A new study due for public release Thursday shows vulnerabilities reported in commercial software applications fell significantly last year, but almost a quarter of those found were considered at high risk for exploitation.
The “2011 Top Cyber Security Risks Report,” based on data from HP’s DV Labs’ Zero-Day Initiative, HP Web Security Research Group and the Open Source Vulnerability Database, shows vulnerabilities in commercial applications were down from 8,502 in 2010 to 6,843 a year later – 24 percent of which were classified as “highly severe” by the National Vulnerability Database’s Common Vulnerability Scoring System.
Those overall numbers reflect a continuing downward trend for vulnerability disclosures since that figure peaked at some 11,000 reports in 2006, according to earlier risk reports.

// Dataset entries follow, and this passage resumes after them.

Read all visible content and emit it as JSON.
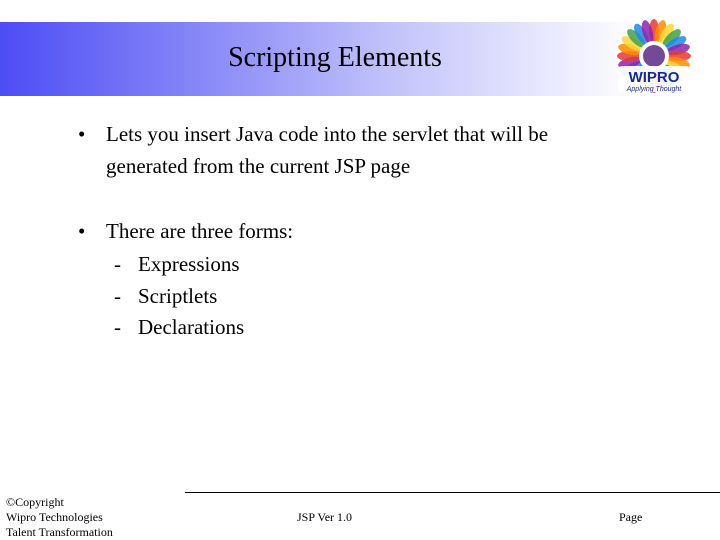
{
  "slide": {
    "title": "Scripting Elements",
    "bullets": [
      {
        "marker": "•",
        "lines": [
          "Lets you insert Java code into the servlet that will be",
          "generated from the current JSP page"
        ]
      },
      {
        "marker": "•",
        "text": "There are three forms:",
        "sub_items": [
          {
            "marker": "-",
            "text": "Expressions"
          },
          {
            "marker": "-",
            "text": "Scriptlets"
          },
          {
            "marker": "-",
            "text": "Declarations"
          }
        ]
      }
    ]
  },
  "logo": {
    "name": "WIPRO",
    "tagline": "Applying Thought",
    "colors": {
      "text": "#1a2a8a",
      "petals": [
        "#e53935",
        "#fb8c00",
        "#fdd835",
        "#43a047",
        "#1e88e5",
        "#8e24aa"
      ]
    }
  },
  "footer": {
    "left_lines": [
      "©Copyright",
      "Wipro Technologies",
      "Talent Transformation"
    ],
    "center": "JSP Ver 1.0",
    "right": "Page"
  },
  "colors": {
    "header_band_start": "#4d4df5",
    "header_band_end": "#ffffff"
  }
}
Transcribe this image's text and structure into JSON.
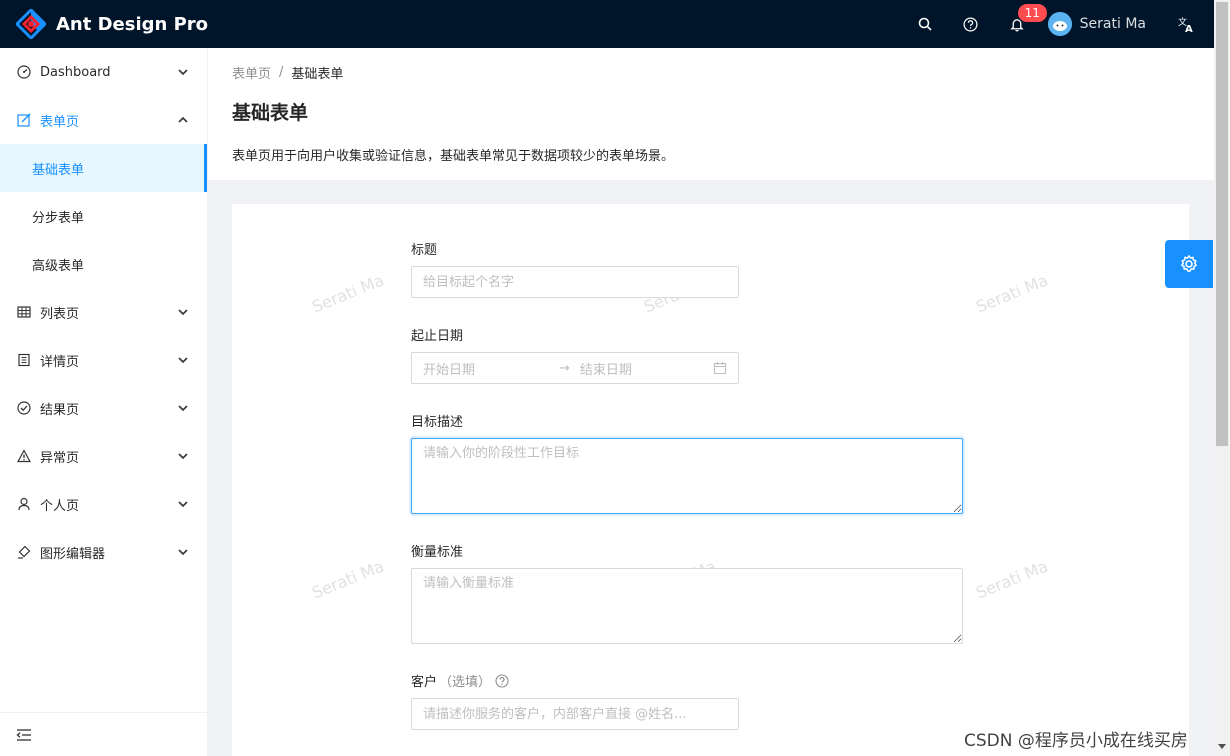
{
  "header": {
    "app_title": "Ant Design Pro",
    "notification_count": "11",
    "user_name": "Serati Ma",
    "icons": [
      "search-icon",
      "question-icon",
      "bell-icon",
      "translate-icon"
    ]
  },
  "sidebar": {
    "items": [
      {
        "label": "Dashboard",
        "icon": "dashboard-icon"
      },
      {
        "label": "表单页",
        "icon": "form-icon",
        "open": true
      },
      {
        "label": "列表页",
        "icon": "table-icon"
      },
      {
        "label": "详情页",
        "icon": "profile-icon"
      },
      {
        "label": "结果页",
        "icon": "check-circle-icon"
      },
      {
        "label": "异常页",
        "icon": "warning-icon"
      },
      {
        "label": "个人页",
        "icon": "user-icon"
      },
      {
        "label": "图形编辑器",
        "icon": "highlight-icon"
      }
    ],
    "sub_items": [
      {
        "label": "基础表单",
        "selected": true
      },
      {
        "label": "分步表单"
      },
      {
        "label": "高级表单"
      }
    ]
  },
  "page_header": {
    "breadcrumb": [
      "表单页",
      "/",
      "基础表单"
    ],
    "title": "基础表单",
    "description": "表单页用于向用户收集或验证信息，基础表单常见于数据项较少的表单场景。"
  },
  "form": {
    "title_label": "标题",
    "title_placeholder": "给目标起个名字",
    "date_label": "起止日期",
    "date_start_placeholder": "开始日期",
    "date_arrow": "→",
    "date_end_placeholder": "结束日期",
    "goal_label": "目标描述",
    "goal_placeholder": "请输入你的阶段性工作目标",
    "standard_label": "衡量标准",
    "standard_placeholder": "请输入衡量标准",
    "client_label": "客户",
    "client_optional": "（选填）",
    "client_placeholder": "请描述你服务的客户，内部客户直接 @姓名..."
  },
  "watermark_text": "Serati Ma",
  "footer_watermark": "CSDN @程序员小成在线买房",
  "colors": {
    "header_bg": "#001529",
    "primary": "#1890ff",
    "selected_bg": "#e6f7ff",
    "badge": "#ff4d4f"
  }
}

However, an HP security product marketing manager told Network World the decrease applies only to commercially available software and does not address any vulnerabilities found in custom-coded applications and online tools. It’s possible that at least part of that 19.5% drop is due to more companies keeping discoveries just between themselves and bug hunters.
As software coding becomes more sophisticated, more time and expertise is needed to uncover vulnerabilities before they are actively exploited. That has, in turn, raised the stakes – and rates – for bug bounty programs in recent years and may also impact how many defects are reported.
“We think that this may be one of the reasons why we see the decline,” Jennifer Lake, security product marketing manager at HP DVLabs, told SCMagazine.com. “People are spending more time finding these vulnerabilities, and there’s a smaller pool that can find this level of vulnerability.”